O governo Lula se comprometeu a pagar emendas de parlamentares ao orçamento até o meio do ano e encerrar um impasse que vinha desde o início do ano. Pelo acerto, será mantido um veto do presidente Lula à Lei de Diretrizes Orçamentárias, que estabelecida um calendário de pagamentos, mas informalmente o governo fará um cronograma até o meio do ano. O acordo foi selado na quinta-feira (22) em reunião do ministro Alexandre Padilha (Relações Institucionais) com lideranças da Câmara.

O papel do ministro, no entanto, foi secundário, segundo parlamentares do Centrão. A articulação partiu do presidente da Câmara, Arthur Lira (PP-AL), e do líder do União Brasil na Câmara, Elmar Nascimento (BA).
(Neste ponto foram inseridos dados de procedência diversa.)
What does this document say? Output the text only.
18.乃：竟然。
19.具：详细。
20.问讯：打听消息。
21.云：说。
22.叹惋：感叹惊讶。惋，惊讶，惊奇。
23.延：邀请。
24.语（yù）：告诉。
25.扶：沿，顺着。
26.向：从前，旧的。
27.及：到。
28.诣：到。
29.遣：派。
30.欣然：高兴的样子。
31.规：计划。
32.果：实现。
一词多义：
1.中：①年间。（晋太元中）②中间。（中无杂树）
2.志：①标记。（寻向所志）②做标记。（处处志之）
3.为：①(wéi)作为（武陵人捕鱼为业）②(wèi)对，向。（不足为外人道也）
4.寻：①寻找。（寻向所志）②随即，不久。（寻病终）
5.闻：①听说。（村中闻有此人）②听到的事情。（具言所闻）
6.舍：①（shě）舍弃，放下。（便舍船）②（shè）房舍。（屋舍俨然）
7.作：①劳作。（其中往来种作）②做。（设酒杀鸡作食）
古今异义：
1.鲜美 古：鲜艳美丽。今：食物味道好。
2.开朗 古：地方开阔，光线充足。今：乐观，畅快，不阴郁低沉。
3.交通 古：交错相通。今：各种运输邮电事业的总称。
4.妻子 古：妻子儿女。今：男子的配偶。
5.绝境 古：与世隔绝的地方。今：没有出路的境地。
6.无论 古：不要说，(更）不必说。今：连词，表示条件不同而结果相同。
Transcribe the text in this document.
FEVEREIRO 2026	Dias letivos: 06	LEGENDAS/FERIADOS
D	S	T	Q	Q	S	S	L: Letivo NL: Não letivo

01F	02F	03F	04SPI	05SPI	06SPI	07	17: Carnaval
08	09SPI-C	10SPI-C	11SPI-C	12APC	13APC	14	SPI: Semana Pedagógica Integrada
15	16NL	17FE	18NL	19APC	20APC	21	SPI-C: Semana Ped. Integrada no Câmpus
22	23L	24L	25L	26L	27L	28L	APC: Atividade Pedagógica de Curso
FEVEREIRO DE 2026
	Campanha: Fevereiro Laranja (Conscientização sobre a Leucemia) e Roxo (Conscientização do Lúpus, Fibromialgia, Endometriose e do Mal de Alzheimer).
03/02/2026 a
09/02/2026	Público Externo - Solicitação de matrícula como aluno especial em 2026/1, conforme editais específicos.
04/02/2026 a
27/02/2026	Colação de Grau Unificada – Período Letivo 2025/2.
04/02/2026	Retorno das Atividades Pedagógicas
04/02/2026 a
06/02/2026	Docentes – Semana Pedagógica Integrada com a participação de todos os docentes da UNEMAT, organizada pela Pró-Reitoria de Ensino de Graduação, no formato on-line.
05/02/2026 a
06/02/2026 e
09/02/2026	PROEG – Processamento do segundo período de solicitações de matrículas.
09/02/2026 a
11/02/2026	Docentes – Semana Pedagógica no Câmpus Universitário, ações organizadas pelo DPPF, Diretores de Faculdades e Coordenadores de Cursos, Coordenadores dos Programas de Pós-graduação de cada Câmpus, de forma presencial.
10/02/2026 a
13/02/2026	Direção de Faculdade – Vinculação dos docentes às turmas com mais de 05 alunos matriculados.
Não sem motivo. Ambos buscam o apoio do Palácio do Planalto para a eleição que definirá o novo comando da casa, em fevereiro de 2025. O Bastidor já noticiou que o governo tem preferência por Marcos Pereira (Republicanos-SP).

Foi dado ao governo um prazo – entre o fim de março e início de abril – para que cumpra o que prometeu. Antes do acordo, houve pressão de parlamentares para que o presidente do Senado e do Congresso, Rodrigo Pacheco (PSD-MG), marcasse logo uma sessão para a derrubada dos vetos de Lula na LDO. Com a anuência de Lira e a participação de Elmar, o senador e a articulação política da gestão petista ganharam mais tempo.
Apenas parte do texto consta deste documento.